Steinhauer und die neue ORF-Fernsehdirektorin Kathrin Zechner waren einmal ein Paar. Um Nepotismus-Vorwürfen zuvorzukommen, soll der Schauspieler angekündigt haben, er wolle sich vom Küniglberg zurückziehen.
Stimmt das?

"Ich wurde zurückgezogen. Nach 2008 vom Powerduo Lorenz/Mis! Und jetzt bleiben wir dabei", sagt Steinhauer. "Der ORF braucht mich nicht. Ich nicht den ORF! Ich habe mit Mag.
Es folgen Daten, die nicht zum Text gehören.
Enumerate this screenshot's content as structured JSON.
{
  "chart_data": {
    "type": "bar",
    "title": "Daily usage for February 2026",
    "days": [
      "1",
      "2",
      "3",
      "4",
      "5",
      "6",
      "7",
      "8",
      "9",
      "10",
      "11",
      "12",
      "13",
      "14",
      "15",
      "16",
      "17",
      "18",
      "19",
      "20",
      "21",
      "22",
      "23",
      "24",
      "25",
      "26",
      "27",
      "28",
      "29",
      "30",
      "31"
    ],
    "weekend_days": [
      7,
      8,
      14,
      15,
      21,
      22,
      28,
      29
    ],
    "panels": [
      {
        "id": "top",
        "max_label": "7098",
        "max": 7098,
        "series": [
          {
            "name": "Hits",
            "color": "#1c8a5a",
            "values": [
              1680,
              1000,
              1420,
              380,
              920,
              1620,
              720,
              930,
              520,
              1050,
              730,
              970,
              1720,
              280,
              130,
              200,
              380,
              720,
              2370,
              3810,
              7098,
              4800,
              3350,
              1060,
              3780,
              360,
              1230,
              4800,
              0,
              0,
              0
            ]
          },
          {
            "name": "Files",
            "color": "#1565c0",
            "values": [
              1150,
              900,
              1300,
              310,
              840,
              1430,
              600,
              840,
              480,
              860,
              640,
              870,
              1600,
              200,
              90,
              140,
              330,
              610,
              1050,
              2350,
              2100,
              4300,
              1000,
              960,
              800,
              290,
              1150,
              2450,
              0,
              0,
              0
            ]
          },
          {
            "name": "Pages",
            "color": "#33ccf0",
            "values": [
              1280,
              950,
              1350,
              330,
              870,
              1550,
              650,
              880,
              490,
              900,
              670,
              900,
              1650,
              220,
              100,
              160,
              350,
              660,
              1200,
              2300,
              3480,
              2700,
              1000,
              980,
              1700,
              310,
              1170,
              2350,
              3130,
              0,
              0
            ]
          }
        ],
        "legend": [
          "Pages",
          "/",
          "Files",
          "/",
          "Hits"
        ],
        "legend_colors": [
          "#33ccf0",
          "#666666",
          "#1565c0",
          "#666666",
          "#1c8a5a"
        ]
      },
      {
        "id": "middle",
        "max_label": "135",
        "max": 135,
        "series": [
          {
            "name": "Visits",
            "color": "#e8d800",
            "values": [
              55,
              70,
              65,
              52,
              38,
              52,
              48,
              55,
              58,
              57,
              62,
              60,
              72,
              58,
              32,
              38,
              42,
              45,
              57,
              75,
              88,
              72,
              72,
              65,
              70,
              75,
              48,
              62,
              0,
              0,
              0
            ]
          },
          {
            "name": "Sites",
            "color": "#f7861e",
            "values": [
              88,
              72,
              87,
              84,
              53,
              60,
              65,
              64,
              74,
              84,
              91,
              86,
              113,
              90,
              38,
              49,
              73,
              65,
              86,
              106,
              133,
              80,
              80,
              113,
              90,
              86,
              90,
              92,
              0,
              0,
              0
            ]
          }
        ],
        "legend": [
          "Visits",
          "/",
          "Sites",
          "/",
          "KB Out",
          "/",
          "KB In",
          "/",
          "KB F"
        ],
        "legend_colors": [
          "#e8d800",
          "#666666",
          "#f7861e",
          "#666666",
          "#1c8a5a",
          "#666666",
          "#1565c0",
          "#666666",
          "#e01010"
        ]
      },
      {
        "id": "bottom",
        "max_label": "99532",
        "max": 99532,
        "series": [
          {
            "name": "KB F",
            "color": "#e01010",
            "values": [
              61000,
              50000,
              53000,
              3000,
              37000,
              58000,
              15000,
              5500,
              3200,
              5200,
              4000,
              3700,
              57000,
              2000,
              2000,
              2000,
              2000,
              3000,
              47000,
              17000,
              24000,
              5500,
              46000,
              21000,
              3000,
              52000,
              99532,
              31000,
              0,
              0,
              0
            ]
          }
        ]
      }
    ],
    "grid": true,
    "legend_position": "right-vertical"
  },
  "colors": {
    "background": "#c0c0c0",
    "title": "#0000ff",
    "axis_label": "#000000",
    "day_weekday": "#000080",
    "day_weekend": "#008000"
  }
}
Zechner einen wunderbaren Sohn, beruflich haben wir nichts miteinander zu tun. Hin und wieder kommen deutsche Angebote, und wenn die Drehbücher interessant sind, bin ich gerne dabei."

Zur Produktion: Bitterböses Volksstück

Die Geschichte: Horváths "Geschichten aus dem Wiener Wald" wurde 1931 uraufgeführt und mehrfach verfilmt. Inhalt: Die Tochter des Puppenrestaurators "Zauberkönig" läuft vor der Hochzeit mit dem bieder-brutalen Fleischhauer Oskar davon und landet in den Armen des Hallodri Alfred. Sie bekommt ein uneheliches Kind (das die Großmutter erfrieren lässt), muss sich im Bordell verdingen. Und landet schließlich doch mit Oskar vorm Altar.

Die Inszenierung: An der Josefstadt steht Regisseur Herbert Föttinger ein hochkarätiges Ensemble zur Verfügung. Neben Steinhauer als Zauberkönig spielen u. a.: Florian Teichtmeister (Alfred), Thomas Mraz (Oskar) Erni Mangold (Großmutter) und Sandra Cervik (Valerie). Föttinger selbst gibt den Conférencier im Bordell. Premiere ist heute.